Class teachers may also introduce opportunities for the class to deepen their main lesson learning  with a thematically linked play. In such cases, every child in the class participates, uniting the class artistically and socially. Teachers have shared the tremendous transformations they have witnessed in students through class plays. Students gain self-confidence, admiration, appreciation and acceptance among their peers. Completion of the performance leads to a shared experience of pride in the accomplishment, an experience that strengthens the bond among the students of the class. Exceptional care and insight is used to determine which part might benefit a child and how the casting of a play might serve the healthy development of the class dynamic. Drama in a Waldorf School is never about exhibitionism and while talent is fostered it is not the focus of our activities.

Regardless of their temperament or natural inclination, every child moves and speaks and care is taken to ensure that the stage is a safe and welcoming space. While the presentation of the work is often shared with parents the emphasis is always on the pedagogical process that the children have experienced and not solely on a polished production.

By High School pupils begin to address the world with the growing capacity for reflective thinking and learning. This quest is met with a more formalised Drama curriculum. Speech work continues and pupils have several opportunities for both public speaking and debating. Aspects of theatre history, stage craft and play production are explored and a yearly play performed. The plays chosen investigate individual characters within the context of a complex theme. Students are faced with performing roles and deepen their understanding of character development. Such characters give them the chance to wrestle with their opposite, highlight themselves, or in a perfect situation, offer them the chance to gaze into their own souls. Observing their cathartic effect drama has on students, and listening to their candid responses, more than justifies the enormous effort that goes into the production of a successful play.

In Class 9 the play is drawn from the works of William Shakespeare. Shakespeare offers a beautiful command of the English language and engages pupils in the ideal beauty of theatre. Class 10 pupils tackle Ancient Greek tragedies and medieval mystery or morality plays thereby enjoying a hands-on experience of the origins of Western theatre. These plays explore ancient yet relevant themes of destiny, freedom and moral truth.

In some measure, each performance works to bring the young person towards full awareness of who he or she is and to give awareness and control that will eventually allow the child to take charge of his or her own destiny in life, a destiny that is a particular and unpredictable, yet as universal as the destiny of the heroes and heroins, the gods and the goddess of the ongoing human drama.

In Class 11 pupils workshop their own play. This gives them an opportunity to express their hearts  deepest questions, fears and hopes about the world they will soon inherit and the futures they must author.

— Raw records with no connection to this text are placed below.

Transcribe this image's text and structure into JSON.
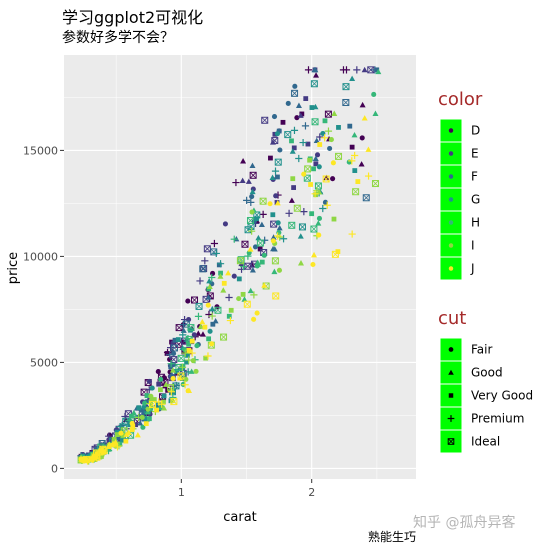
{
  "title": "学习ggplot2可视化",
  "subtitle": "参数好多学不会？",
  "footnote": "熟能生巧",
  "watermark": "知乎 @孤舟异客",
  "colors": {
    "panel_bg": "#ebebeb",
    "grid_major": "#ffffff",
    "legend_key_bg": "#00ff00",
    "legend_title": "#a52a2a",
    "palette": [
      "#440154",
      "#443a83",
      "#31688e",
      "#21908c",
      "#35b779",
      "#8fd744",
      "#fde725"
    ]
  },
  "chart_data": {
    "type": "scatter",
    "title": "",
    "xlabel": "carat",
    "ylabel": "price",
    "xlim": [
      0.1,
      2.8
    ],
    "ylim": [
      -500,
      19500
    ],
    "x_ticks": [
      1,
      2
    ],
    "y_ticks": [
      0,
      5000,
      10000,
      15000
    ],
    "y_tick_labels": [
      "0",
      "5000",
      "10000",
      "15000"
    ],
    "grid": true,
    "legend_position": "right",
    "legends": [
      {
        "title": "color",
        "entries": [
          "D",
          "E",
          "F",
          "G",
          "H",
          "I",
          "J"
        ]
      },
      {
        "title": "cut",
        "entries": [
          "Fair",
          "Good",
          "Very Good",
          "Premium",
          "Ideal"
        ],
        "shapes": [
          "circle",
          "triangle",
          "square",
          "plus",
          "square-x"
        ]
      }
    ],
    "trend_points": [
      [
        0.3,
        500
      ],
      [
        0.5,
        1500
      ],
      [
        0.7,
        2800
      ],
      [
        0.9,
        4200
      ],
      [
        1.0,
        5500
      ],
      [
        1.2,
        8000
      ],
      [
        1.5,
        11000
      ],
      [
        1.7,
        13500
      ],
      [
        2.0,
        15500
      ],
      [
        2.3,
        17000
      ]
    ],
    "series": [
      {
        "name": "D",
        "offset": 0.1
      },
      {
        "name": "E",
        "offset": 0.05
      },
      {
        "name": "F",
        "offset": 0.0
      },
      {
        "name": "G",
        "offset": -0.05
      },
      {
        "name": "H",
        "offset": -0.1
      },
      {
        "name": "I",
        "offset": -0.15
      },
      {
        "name": "J",
        "offset": -0.22
      }
    ]
  }
}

This main lesson particularly can serve as powerful medium for public outreach and if the needed depth is attained / can mirror all aspect of human life, effecting the students to their core.

In Class 12 the pupils take a much greater level of responsibility for the entire production. The teacher takes on the role of supporting guide as the class choose and produce a 20th or 21st century play, in essence a play written from a modern consciousness. Their choice to play must confront the audience with modern questions. Roseway has over the years enjoyed plays such as Rosecrantz and Guildenstern are Dead, Death of a Salesman, The Cocktail Party, The Crucible, Our Town, Waiting for Godit and The Royal Hunt of the Sun.

The pupils who chose these plays would have been expected to cast themselves, design the set and consumes as well as manage the promoting of the performances. With this world of theatrical experience behind them, the students are able to develop a well-rounded theatrical life so that students can take in the human and technical parts of the world they live in and begin to see how they fit together.

Some of our students have gone of to use the skills gained as the starting block for successful theatre practitioner careers others may never occupy a stage space again but will undoubtably have gained a deeper understanding of themselves and human development along with a healthy dose of self-confidence.